William Saletan has compiled some interesting poll data
about voter prejudice against Mormon political candidates. Along the way he offers an inadvertent rejoinder to those die-hard Obots who spent much of 2008 arguing that anyone who opposed Obama must be a racist.
National polls taken in recent months show how far anti-black prejudice has subsided compared to anti-Mormon prejudice. In a Gallup survey, 5 percent of adults said they wouldn’t vote for their party’s presidential nominee if he were black. Six percent said they wouldn’t vote for a woman, 7 percent said they wouldn’t vote for a Catholic, 9 percent said they wouldn’t vote for a Jew, and 10 percent said they wouldn’t vote for a Hispanic. But 22 percent said they wouldn’t vote for a Mormon.Only five percent would refrain from voting for a black person.
This isn't news to me. I spent much of 2008 arguing that voter prejudice against female candidates was (slightly) worse than the prejudice against black candidates. Here's the part I did not
know until just now:
In a Pew survey, 7 percent of adults said they’d be more likely to support a presidential candidate if he were black.
Thus, being black gives a candidate a slight advantage. Arguably, that's a good thing. It's certainly a whole lot better than the way things were when I was young. But these poll results debunk the suggestion that Obama had to overcome the obstacle of racism on his way to the White House: There was no such obstacle.
According to the Pew data, a female candidate also has a built-in advantage.About the prejudice against Mormonism:
I think that this can be attributed largely to the fact that Mormonism is a fairly young religion.
Because Mormonism came into being after the creation of printing presses and newspapers and modern scholarship, we have a great deal of objective information about its founder, Joseph Smith. The man clearly was a con artist and a sociopath, similar in many ways to L. Ron Hubbard.

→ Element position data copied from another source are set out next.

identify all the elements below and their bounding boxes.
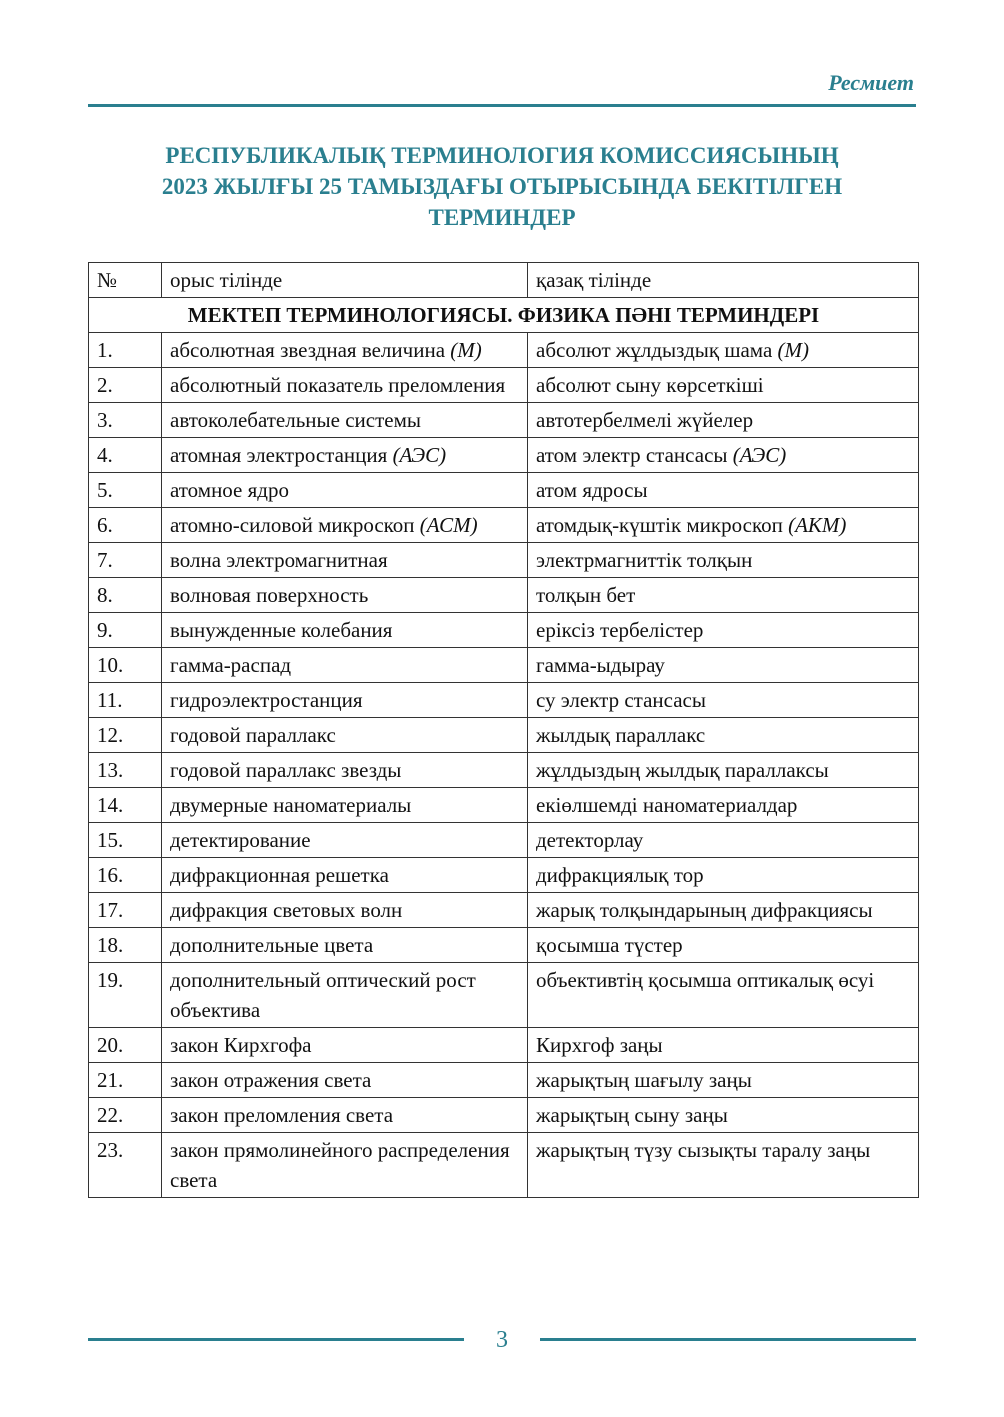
table-row	[89, 613, 919, 648]
kazakh-term	[528, 613, 919, 648]
header-divider	[88, 104, 916, 107]
title-line-3: ТЕРМИНДЕР	[428, 205, 576, 230]
russian-term	[162, 893, 528, 928]
russian-term	[162, 928, 528, 963]
table-header-row	[89, 263, 919, 298]
kazakh-term-text: автотербелмелі жүйелер	[536, 408, 754, 432]
russian-term-text: гамма-распад	[170, 653, 292, 677]
row-number: 5.	[89, 473, 162, 508]
kazakh-term-text: гамма-ыдырау	[536, 653, 665, 677]
kazakh-term-text: еріксіз тербелістер	[536, 618, 704, 642]
row-number: 9.	[89, 613, 162, 648]
kazakh-term	[528, 508, 919, 543]
row-number: 22.	[89, 1098, 162, 1133]
table-row	[89, 683, 919, 718]
table-row	[89, 1028, 919, 1063]
kazakh-term-text: дифракциялық тор	[536, 863, 704, 887]
row-number: 10.	[89, 648, 162, 683]
russian-term	[162, 1098, 528, 1133]
kazakh-term	[528, 718, 919, 753]
terms-table	[88, 262, 919, 1198]
row-number: 19.	[89, 963, 162, 1028]
kazakh-term-text: жарықтың шағылу заңы	[536, 1068, 752, 1092]
kazakh-term	[528, 473, 919, 508]
russian-term-text: вынужденные колебания	[170, 618, 393, 642]
row-number: 16.	[89, 858, 162, 893]
table-row	[89, 1063, 919, 1098]
russian-term-text: абсолютный показатель преломления	[170, 373, 506, 397]
kazakh-term-text: жарықтың сыну заңы	[536, 1103, 728, 1127]
kazakh-term	[528, 963, 919, 1028]
kazakh-term	[528, 858, 919, 893]
kazakh-term	[528, 928, 919, 963]
page-title	[100, 140, 904, 233]
kazakh-term-text: жарық толқындарының дифракциясы	[536, 898, 873, 922]
russian-term-text: детектирование	[170, 828, 311, 852]
table-row	[89, 648, 919, 683]
russian-term	[162, 963, 528, 1028]
russian-term	[162, 788, 528, 823]
russian-term-text: гидроэлектростанция	[170, 688, 363, 712]
kazakh-term	[528, 823, 919, 858]
russian-term-text: закон Кирхгофа	[170, 1033, 312, 1057]
russian-term	[162, 858, 528, 893]
russian-term	[162, 473, 528, 508]
table-row	[89, 858, 919, 893]
kazakh-term	[528, 893, 919, 928]
row-number: 7.	[89, 543, 162, 578]
kazakh-term-text: екіөлшемді наноматериалдар	[536, 793, 798, 817]
russian-term	[162, 1133, 528, 1198]
russian-term-text: волновая поверхность	[170, 583, 369, 607]
table-row	[89, 1098, 919, 1133]
kazakh-term-text: электрмагниттік толқын	[536, 548, 753, 572]
russian-term-text: автоколебательные системы	[170, 408, 421, 432]
kazakh-term	[528, 648, 919, 683]
russian-term-text: абсолютная звездная величина	[170, 338, 446, 362]
header-russian: орыс тілінде	[162, 263, 528, 298]
russian-term	[162, 1028, 528, 1063]
russian-term-text: атомная электростанция	[170, 443, 388, 467]
kazakh-term	[528, 1063, 919, 1098]
table-row	[89, 543, 919, 578]
section-heading: МЕКТЕП ТЕРМИНОЛОГИЯСЫ. ФИЗИКА ПӘНІ ТЕРМИНДЕРІ	[89, 298, 919, 333]
table-row	[89, 368, 919, 403]
row-number: 23.	[89, 1133, 162, 1198]
kazakh-term	[528, 683, 919, 718]
kazakh-term-text: абсолют жұлдыздық шама	[536, 338, 773, 362]
row-number: 4.	[89, 438, 162, 473]
russian-term	[162, 718, 528, 753]
russian-term	[162, 438, 528, 473]
russian-term	[162, 648, 528, 683]
table-row	[89, 1133, 919, 1198]
kazakh-term-text: абсолют сыну көрсеткіші	[536, 373, 764, 397]
kazakh-term	[528, 368, 919, 403]
row-number: 15.	[89, 823, 162, 858]
table-row	[89, 753, 919, 788]
table-row	[89, 473, 919, 508]
kazakh-term	[528, 753, 919, 788]
kazakh-term	[528, 333, 919, 368]
kazakh-term	[528, 403, 919, 438]
kazakh-term-text: қосымша түстер	[536, 933, 683, 957]
russian-term-text: двумерные наноматериалы	[170, 793, 412, 817]
table-row	[89, 578, 919, 613]
russian-term-text: закон отражения света	[170, 1068, 372, 1092]
kazakh-term-text: атомдық-күштік микроскоп	[536, 513, 783, 537]
russian-term	[162, 333, 528, 368]
table-row	[89, 963, 919, 1028]
table-row	[89, 928, 919, 963]
header-kazakh: қазақ тілінде	[528, 263, 919, 298]
kazakh-term	[528, 438, 919, 473]
row-number: 14.	[89, 788, 162, 823]
kazakh-abbreviation: (АЭС)	[732, 443, 787, 467]
table-row	[89, 718, 919, 753]
kazakh-term	[528, 788, 919, 823]
section-heading-row	[89, 298, 919, 333]
russian-term-text: дополнительный оптический рост объектива	[170, 968, 476, 1022]
row-number: 8.	[89, 578, 162, 613]
russian-term	[162, 753, 528, 788]
footer-divider-left	[88, 1338, 464, 1341]
row-number: 6.	[89, 508, 162, 543]
kazakh-term-text: детекторлау	[536, 828, 644, 852]
header-number: №	[89, 263, 162, 298]
kazakh-term-text: толқын бет	[536, 583, 636, 607]
russian-term-text: атомное ядро	[170, 478, 289, 502]
russian-term-text: годовой параллакс звезды	[170, 758, 402, 782]
kazakh-term	[528, 1098, 919, 1133]
russian-term	[162, 823, 528, 858]
table-row	[89, 333, 919, 368]
kazakh-abbreviation: (АКМ)	[788, 513, 847, 537]
russian-term-text: дифракция световых волн	[170, 898, 403, 922]
russian-term	[162, 1063, 528, 1098]
russian-term-text: годовой параллакс	[170, 723, 336, 747]
russian-term	[162, 368, 528, 403]
russian-term	[162, 543, 528, 578]
table-row	[89, 438, 919, 473]
russian-term	[162, 613, 528, 648]
row-number: 1.	[89, 333, 162, 368]
section-label: Ресмиет	[828, 70, 914, 95]
table-row	[89, 508, 919, 543]
row-number: 17.	[89, 893, 162, 928]
russian-abbreviation: (M)	[450, 338, 482, 362]
kazakh-term	[528, 1028, 919, 1063]
kazakh-term-text: жарықтың түзу сызықты таралу заңы	[536, 1138, 871, 1162]
table-row	[89, 788, 919, 823]
table-row	[89, 823, 919, 858]
table-row	[89, 403, 919, 438]
russian-term-text: закон преломления света	[170, 1103, 394, 1127]
russian-term	[162, 683, 528, 718]
kazakh-term	[528, 578, 919, 613]
russian-abbreviation: (АЭС)	[392, 443, 447, 467]
russian-term-text: атомно-силовой микроскоп	[170, 513, 415, 537]
russian-term	[162, 578, 528, 613]
row-number: 13.	[89, 753, 162, 788]
row-number: 12.	[89, 718, 162, 753]
kazakh-term	[528, 543, 919, 578]
title-line-1: РЕСПУБЛИКАЛЫҚ ТЕРМИНОЛОГИЯ КОМИССИЯСЫНЫҢ	[165, 143, 839, 168]
russian-term	[162, 403, 528, 438]
russian-term-text: волна электромагнитная	[170, 548, 388, 572]
kazakh-term-text: су электр стансасы	[536, 688, 706, 712]
russian-term-text: дифракционная решетка	[170, 863, 389, 887]
table-row	[89, 893, 919, 928]
russian-term	[162, 508, 528, 543]
row-number: 21.	[89, 1063, 162, 1098]
row-number: 3.	[89, 403, 162, 438]
kazakh-term-text: атом ядросы	[536, 478, 648, 502]
row-number: 11.	[89, 683, 162, 718]
page-number: 3	[496, 1327, 508, 1353]
kazakh-abbreviation: (M)	[777, 338, 810, 362]
row-number: 20.	[89, 1028, 162, 1063]
kazakh-term-text: объективтің қосымша оптикалық өсуі	[536, 968, 875, 992]
footer-divider-right	[540, 1338, 916, 1341]
title-line-2: 2023 ЖЫЛҒЫ 25 ТАМЫЗДАҒЫ ОТЫРЫСЫНДА БЕКІТІЛГЕН	[161, 174, 843, 199]
row-number: 2.	[89, 368, 162, 403]
kazakh-term-text: жұлдыздың жылдық параллаксы	[536, 758, 829, 782]
row-number: 18.	[89, 928, 162, 963]
russian-term-text: дополнительные цвета	[170, 933, 374, 957]
kazakh-term-text: Кирхгоф заңы	[536, 1033, 663, 1057]
russian-term-text: закон прямолинейного распределения света	[170, 1138, 510, 1192]
kazakh-term	[528, 1133, 919, 1198]
russian-abbreviation: (АСМ)	[419, 513, 478, 537]
kazakh-term-text: жылдық параллакс	[536, 723, 706, 747]
kazakh-term-text: атом электр стансасы	[536, 443, 728, 467]
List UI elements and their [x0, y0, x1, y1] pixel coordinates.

It remains an open question as to whether Smith and Hubbard came to believe in their own lies.
It is possible that Jesus and Buddha were similarly deceptive or self-deceived. We simply do not know. If you pretend
to know, you're kidding yourself. Jesus and Buddha lived in antiquity, well before the age of mass communication, and we lack sufficient amounts of objective data to make firm and final judgments about what kind of people they were. Whatever conclusions you may have reached about them must be categorized as provisional or personal.
Because Christianity is an old religion, we reflexively grant followers of Jesus a "pass." Jesus may
have been the thoroughly admirable individual described in the Gospels; thus, even those who do not share the faith usually refrain from condemning his followers as fools. But we know (from Fawn Brodie and other respected historians) that Joseph Smith was a mentally unbalanced liar -- hardly the "prophet" one hears about from pro-Mormon sources.
Allegiance to Mormonism compels one to ignore indisputable facts about the character of the religion's founder. For this reason, many people cannot respect the intelligence of a Mormon political candidate.
In the political world, of course, piety may be a pretense. I doubt that Obama is a man of deep faith. Bush Sr. probably was not, although he pretended to be "born again." Many sources say that Dubya genuinely believed in fundamentalist Christianity, but a few have suggested that his faith was a pose.
As for Romney -- well, frankly, I have no idea whether, in his heart, he truly believes in Mormon doctrine. For now, I'll take him at his word on that score.